Biography of a Literary Scholar
Joseph Frank was born Joseph Nathaniel Glassman in New York City in 1918. After his father's death, his mother remarried, and the family relocated to Brooklyn. Frank attended New York University and the University of Wisconsin–Madison, though he did not complete a bachelor's degree at either. His academic journey led him to Paris on a Fulbright Scholarship in 1950, and subsequently to the University of Chicago, where he obtained his Ph.D. from the Committee on Social Thought. He married Marguerite Frank, a mathematician, in 1953. Frank's teaching career spanned several universities, including the University of Minnesota and Rutgers, before he became a professor of comparative literature at Princeton in 1966. He retired from Princeton in 1985 and finished his academic career at Stanford University. Frank passed away in 2013 due to pulmonary failure, survived by his wife and two daughters.

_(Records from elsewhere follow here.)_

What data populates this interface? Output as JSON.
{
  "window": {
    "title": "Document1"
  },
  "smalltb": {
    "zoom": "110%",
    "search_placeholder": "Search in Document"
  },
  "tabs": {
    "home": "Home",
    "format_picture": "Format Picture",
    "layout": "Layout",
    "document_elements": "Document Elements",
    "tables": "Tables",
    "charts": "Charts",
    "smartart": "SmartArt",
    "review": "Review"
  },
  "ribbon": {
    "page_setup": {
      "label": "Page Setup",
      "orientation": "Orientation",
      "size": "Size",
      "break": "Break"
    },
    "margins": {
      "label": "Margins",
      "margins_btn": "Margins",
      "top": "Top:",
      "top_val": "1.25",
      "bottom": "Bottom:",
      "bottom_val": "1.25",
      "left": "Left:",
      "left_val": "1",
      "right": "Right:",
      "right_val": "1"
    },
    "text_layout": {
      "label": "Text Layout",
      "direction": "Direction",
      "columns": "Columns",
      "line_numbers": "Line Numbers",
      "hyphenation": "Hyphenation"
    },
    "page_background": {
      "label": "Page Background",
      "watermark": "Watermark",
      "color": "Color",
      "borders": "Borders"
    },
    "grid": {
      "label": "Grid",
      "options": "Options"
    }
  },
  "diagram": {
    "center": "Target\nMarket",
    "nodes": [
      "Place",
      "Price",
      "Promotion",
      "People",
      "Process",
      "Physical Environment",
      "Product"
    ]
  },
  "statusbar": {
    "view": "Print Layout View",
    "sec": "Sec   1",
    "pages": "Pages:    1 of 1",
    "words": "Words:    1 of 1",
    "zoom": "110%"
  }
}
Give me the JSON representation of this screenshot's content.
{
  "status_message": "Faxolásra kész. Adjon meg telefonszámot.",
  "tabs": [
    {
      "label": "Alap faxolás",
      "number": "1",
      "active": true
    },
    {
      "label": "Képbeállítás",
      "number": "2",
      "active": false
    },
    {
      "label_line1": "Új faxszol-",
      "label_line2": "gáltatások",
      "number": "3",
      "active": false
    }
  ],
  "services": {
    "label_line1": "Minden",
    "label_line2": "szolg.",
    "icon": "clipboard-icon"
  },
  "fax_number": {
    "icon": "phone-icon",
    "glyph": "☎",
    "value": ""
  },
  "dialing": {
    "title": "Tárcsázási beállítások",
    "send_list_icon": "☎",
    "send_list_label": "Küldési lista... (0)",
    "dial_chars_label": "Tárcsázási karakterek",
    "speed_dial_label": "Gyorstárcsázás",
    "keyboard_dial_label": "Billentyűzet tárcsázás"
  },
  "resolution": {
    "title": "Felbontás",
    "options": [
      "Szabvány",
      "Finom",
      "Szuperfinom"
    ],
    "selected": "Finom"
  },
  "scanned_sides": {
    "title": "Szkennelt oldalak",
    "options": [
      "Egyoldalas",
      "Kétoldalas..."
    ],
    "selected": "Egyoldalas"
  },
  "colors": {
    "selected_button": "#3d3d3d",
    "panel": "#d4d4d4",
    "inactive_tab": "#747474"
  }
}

The Definitive Biographer of Dostoevsky
Frank is most renowned for his monumental five-volume biography of Fyodor Dostoevsky, a scholarly undertaking that began in the 1970s and spanned over two decades to complete. This comprehensive work, which meticulously details Dostoevsky's life and literary output, is widely regarded as the most authoritative biography of the Russian novelist, even in Russian. The individual volumes, published between 1976 and 2002, were later synthesized into a single, condensed volume titled "Dostoevsky: A Writer in His Time," released in 2009. Frank's dedication to Dostoevsky earned him widespread acclaim, with critics hailing his biography as a landmark achievement in literary scholarship. His posthumously published "Lectures on Dostoevsky" further cemented his legacy as a preeminent interpreter of the author's work.

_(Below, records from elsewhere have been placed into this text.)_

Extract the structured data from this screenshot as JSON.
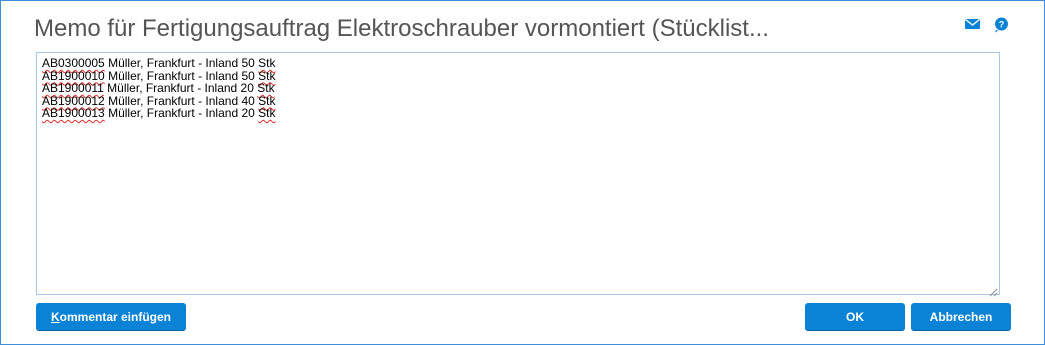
{
  "dialog": {
    "title": "Memo für Fertigungsauftrag Elektroschrauber vormontiert (Stücklist..."
  },
  "header_icons": [
    {
      "name": "mail-icon",
      "color": "#0a83d6"
    },
    {
      "name": "help-icon",
      "color": "#0a83d6"
    }
  ],
  "memo": {
    "lines": [
      {
        "code": "AB0300005",
        "text": " Müller, Frankfurt - Inland 50 ",
        "unit": "Stk"
      },
      {
        "code": "AB1900010",
        "text": " Müller, Frankfurt - Inland 50 ",
        "unit": "Stk"
      },
      {
        "code": "AB1900011",
        "text": " Müller, Frankfurt - Inland 20 ",
        "unit": "Stk"
      },
      {
        "code": "AB1900012",
        "text": " Müller, Frankfurt - Inland 40 ",
        "unit": "Stk"
      },
      {
        "code": "AB1900013",
        "text": " Müller, Frankfurt - Inland 20 ",
        "unit": "Stk"
      }
    ]
  },
  "buttons": {
    "comment_mnemonic": "K",
    "comment_rest": "ommentar einfügen",
    "ok_label": "OK",
    "cancel_label": "Abbrechen"
  },
  "colors": {
    "accent": "#0a83d6",
    "border": "#3c8fd8",
    "title_text": "#555555",
    "spellcheck": "#e0302a"
  }
}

Theory of Spatial Form in Modern Literature
Beyond his Dostoevsky scholarship, Frank made a significant contribution to literary theory with his concept of "Spatial Form." Initially presented in a series of essays starting in 1945, this theory was later collected in the book "The Idea of Spatial Form" (1991). Frank's theory posits that much of modern literature, particularly modernist works, departs from traditional chronological narrative. Instead, he argued, these works often present their content in a spatial rather than temporal manner, where past and present are juxtaposed to create a sense of timeless unity. This approach, he suggested, mirrors the abstraction and non-representational tendencies observed in the plastic arts, drawing inspiration from the work of art historian Wilhelm Worringer. Frank's innovation lay in synthesizing Worringer's ideas on artistic form with observations on literary techniques like non-chronological storytelling and unusual syntax common in modernist poetry and prose.
Key Ideas
- Spatial Form in Modern Literature: The theory that modernist literature often organizes its content spatially through juxtaposition rather than chronologically, creating a timeless unity.

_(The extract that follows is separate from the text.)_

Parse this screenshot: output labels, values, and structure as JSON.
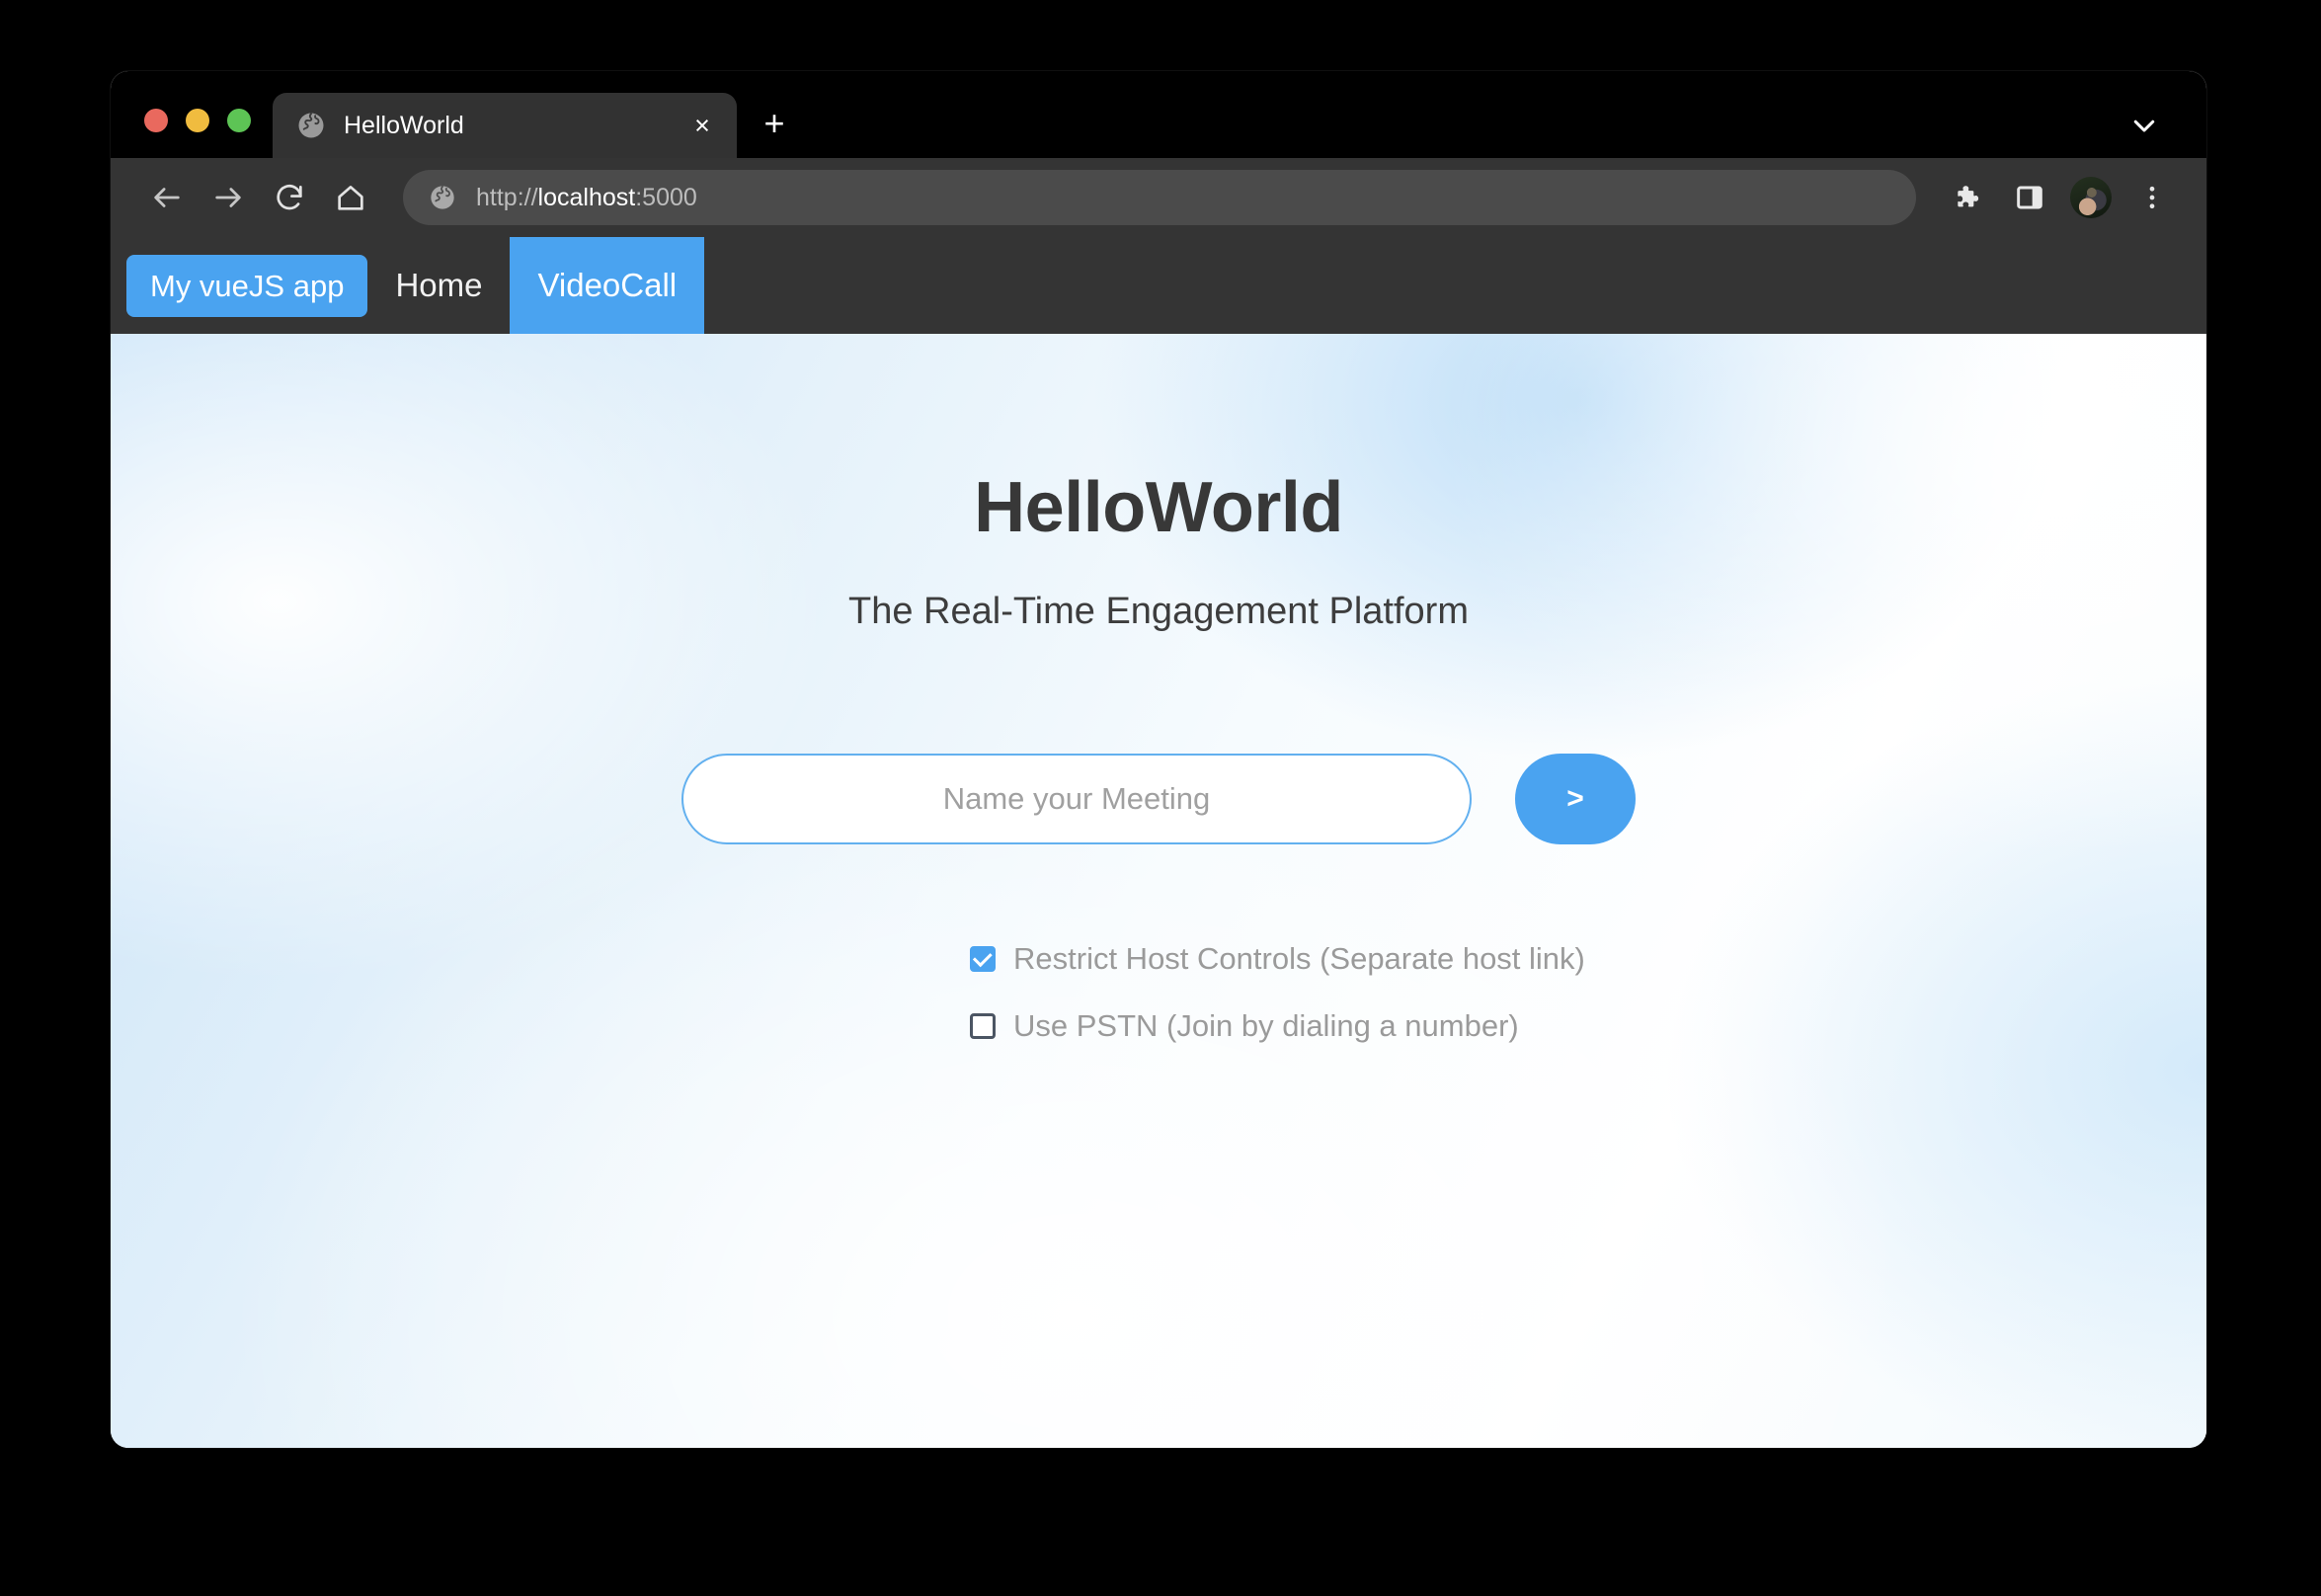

- Dostoevsky Scholarship: Comprehensive biographical and critical analysis of Fyodor Dostoevsky's life and works, considered definitive.
Notable Quotes
“The heart of Worringer's book consists in his discussion of the spiritual conditions which impel the will-to-art to move in the direction of either naturalism or its opposite.”
“The heart of Worringer's book consists in his discussion of the spiritual conditions which impel the will-to-art to move in the direction of either naturalism or its opposite. Naturalism, Worringer points out, always has been created by cultures that have achieved an equilibrium between man and the cosmos. Like the Greeks of the classical period, man feels himself at one with organic nature; or, like modern man from the Renaissance to the close of the nineteenth century, he is convinced of his ability to dominate and control natural forces. In both these periods man has a relationship of confidence and intimacy with a world in which he feels at home; and he creates a naturalistic art that delights in reproducing the forms and appearances of the organic world. [...] On the other hand, when the relationship between man and the cosmos is one of disharmony and disequilibrium, we find that nonorganic, linear-geometric styles are always produced.”
“By this juxtaposition of past and present, as Allen Tate realized, history becomes ahistorical. Time is no longer felt as an objective, causal progression with clearly marked-out differences between periods; now it has become a continuum in which distinctions between past and present are wiped out. And here we have a striking parallel with the plastic arts. Just as the dimension of depth has vanished from the sphere of visual creation, so the dimension of historical depth has vanished from the content of the major works of modern literature. Past and present are apprehended spatially, locked in a timeless unity that, while it may accentuate surface differences, eliminates any feeling of sequence by the very act of juxtaposition. Ever since the Renaissance, modern man has cultivated both the objective visual imagination (the ability to portray space) and the objective historical imagination (the ability to locate events in chronological time); both have now been abandoned.”